I’ve got no business pretending to be a self-help guru, having spent years turning up my nose at those quick to tell us how to live. I shake my head as Deepak packs another auditorium, Dr. Phil fills our ears with psychoprattle, and Covey makes an eighth habit of getting rich.
Still, as an amateur guru, I think I can save you hundreds of dollars because these 550 words are free and they contain the secret to a better life.
The underlying principle is perspective, oft-stated but seldom practiced, as evidenced by people who overreact to minor misfortune. The principle suggests that troubles seem smaller when examined with a broader perspective. A flat tire is minor when considering the transmission might have failed. Receiving no pay raise is small indeed when considering you might’ve been laid off.
By taking a broader view, life’s bumps can be less jarring.
The mind can be trained to make these more expansive comparisons, but the examples above are limited to the conscious examination of individual incidents. What about our subconscious attitude toward, say, our overall contentment, which is shaped by far more than daily happenings?
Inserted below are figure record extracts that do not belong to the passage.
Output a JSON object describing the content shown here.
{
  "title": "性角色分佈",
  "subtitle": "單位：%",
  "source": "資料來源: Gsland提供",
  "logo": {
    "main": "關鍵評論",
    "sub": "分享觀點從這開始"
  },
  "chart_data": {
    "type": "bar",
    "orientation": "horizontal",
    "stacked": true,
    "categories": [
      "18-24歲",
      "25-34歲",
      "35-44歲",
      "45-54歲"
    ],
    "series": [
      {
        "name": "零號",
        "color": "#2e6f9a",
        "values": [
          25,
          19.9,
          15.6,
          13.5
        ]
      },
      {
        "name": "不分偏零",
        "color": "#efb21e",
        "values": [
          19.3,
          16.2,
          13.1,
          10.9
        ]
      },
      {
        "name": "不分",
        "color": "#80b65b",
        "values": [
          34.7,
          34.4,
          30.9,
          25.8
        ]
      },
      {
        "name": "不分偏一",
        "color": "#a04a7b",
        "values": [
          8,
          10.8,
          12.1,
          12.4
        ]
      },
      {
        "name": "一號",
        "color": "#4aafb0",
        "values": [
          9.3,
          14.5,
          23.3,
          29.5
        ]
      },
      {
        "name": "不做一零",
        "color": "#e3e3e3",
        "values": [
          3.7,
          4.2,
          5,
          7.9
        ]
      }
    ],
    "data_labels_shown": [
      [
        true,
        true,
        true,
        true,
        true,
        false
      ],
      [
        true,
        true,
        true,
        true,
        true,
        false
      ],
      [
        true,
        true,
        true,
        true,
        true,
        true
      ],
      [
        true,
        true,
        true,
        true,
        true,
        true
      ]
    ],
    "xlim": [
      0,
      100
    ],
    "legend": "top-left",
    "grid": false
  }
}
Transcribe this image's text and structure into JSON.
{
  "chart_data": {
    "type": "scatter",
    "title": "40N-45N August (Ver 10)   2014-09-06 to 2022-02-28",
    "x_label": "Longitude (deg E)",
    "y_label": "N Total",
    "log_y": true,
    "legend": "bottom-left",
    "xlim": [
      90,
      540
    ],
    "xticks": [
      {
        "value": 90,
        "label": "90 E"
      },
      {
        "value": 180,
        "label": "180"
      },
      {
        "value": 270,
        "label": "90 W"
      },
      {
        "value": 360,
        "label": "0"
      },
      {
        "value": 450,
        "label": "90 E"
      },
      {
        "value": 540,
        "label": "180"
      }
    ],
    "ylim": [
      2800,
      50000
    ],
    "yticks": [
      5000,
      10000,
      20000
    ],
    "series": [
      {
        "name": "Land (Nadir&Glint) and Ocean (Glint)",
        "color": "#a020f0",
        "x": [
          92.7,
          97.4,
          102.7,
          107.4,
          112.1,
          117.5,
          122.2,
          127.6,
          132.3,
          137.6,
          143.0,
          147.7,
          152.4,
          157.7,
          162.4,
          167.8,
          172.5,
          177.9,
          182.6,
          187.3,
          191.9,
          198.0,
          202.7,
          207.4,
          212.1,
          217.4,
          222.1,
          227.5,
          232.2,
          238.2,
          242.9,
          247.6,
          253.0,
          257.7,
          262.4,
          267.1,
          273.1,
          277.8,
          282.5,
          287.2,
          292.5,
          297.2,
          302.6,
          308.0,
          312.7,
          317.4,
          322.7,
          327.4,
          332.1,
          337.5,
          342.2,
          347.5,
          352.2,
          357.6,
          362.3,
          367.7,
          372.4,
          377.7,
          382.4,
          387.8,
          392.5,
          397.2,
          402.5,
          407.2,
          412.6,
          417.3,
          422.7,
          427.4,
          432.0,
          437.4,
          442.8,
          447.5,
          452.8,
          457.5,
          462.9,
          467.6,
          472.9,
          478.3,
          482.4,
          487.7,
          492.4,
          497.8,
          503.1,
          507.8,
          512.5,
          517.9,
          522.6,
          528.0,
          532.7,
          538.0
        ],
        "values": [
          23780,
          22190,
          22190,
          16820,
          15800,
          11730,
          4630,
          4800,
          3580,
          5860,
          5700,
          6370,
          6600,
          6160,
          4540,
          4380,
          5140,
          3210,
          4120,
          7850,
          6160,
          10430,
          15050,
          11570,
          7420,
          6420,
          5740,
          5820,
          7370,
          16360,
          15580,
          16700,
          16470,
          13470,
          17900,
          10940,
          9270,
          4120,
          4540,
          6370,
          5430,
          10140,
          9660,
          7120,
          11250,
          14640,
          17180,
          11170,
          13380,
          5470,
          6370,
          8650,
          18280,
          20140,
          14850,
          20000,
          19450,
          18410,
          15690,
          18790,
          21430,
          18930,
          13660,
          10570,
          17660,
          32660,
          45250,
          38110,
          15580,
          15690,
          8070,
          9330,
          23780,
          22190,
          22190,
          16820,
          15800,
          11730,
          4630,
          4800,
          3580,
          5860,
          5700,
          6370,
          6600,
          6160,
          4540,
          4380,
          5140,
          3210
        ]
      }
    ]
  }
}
If you were to spend all day sitting cross-legged at the bottom of an empty swimming pool, you would quickly conclude that life is no more colorful than blue-painted concrete. That would be a sad loss of perspective.
Whether breadwinners or homemakers, many people do the same thing, allowing the “job” that consumes the greatest portion of their lives to limit their perspective. For such people, that singular focus becomes the lens through which they measure life’s worth, and if that job hits a pothole in the road, their whole life can be shaken.
The remedy is balance. Everyone should counterbalance life’s singular focus with something different. For example, a friend of mine waits tables to pay the mortgage, but in the off hours, she’s writing a book. Another friend is a full-time parent, but he finds balance by volunteering for an international aid organization. A co-worker develops marketing materials from 8 to 5, but unless she can devote some hours each week to sculpting ceramics, she’s just not content.
At least on the outside, these three strike me as among the most content people I’ve known.
Call it a hobby, a passion or just a distraction, a sideline activity gives you a more balanced view of life.
Better still if the counterbalance engages the opposite side of your brain. If you’re an accountant by day, try painting watercolors on the weekend. If work is chaotic, seek balance with the calm and orderly process of building a scrapbook.
One might wonder, isn’t a life of both work and family already in balance? That happens to be my wife’s situation. She takes her career and child rearing pretty seriously, but I’m pushing her to find something more. The all-consuming combination of career and family can leave anyone with the myopic impression that life is defined by immediate needs and obligations. Balance for her might be found with something devoid of deadline.
So however you do it – snowboarding, stargazing or cross-stitching – engage in something that counterbalances the activities that dominate your life.
As for me, I will continue to counterbalance my day job by writing newspaper columns, not self-help books.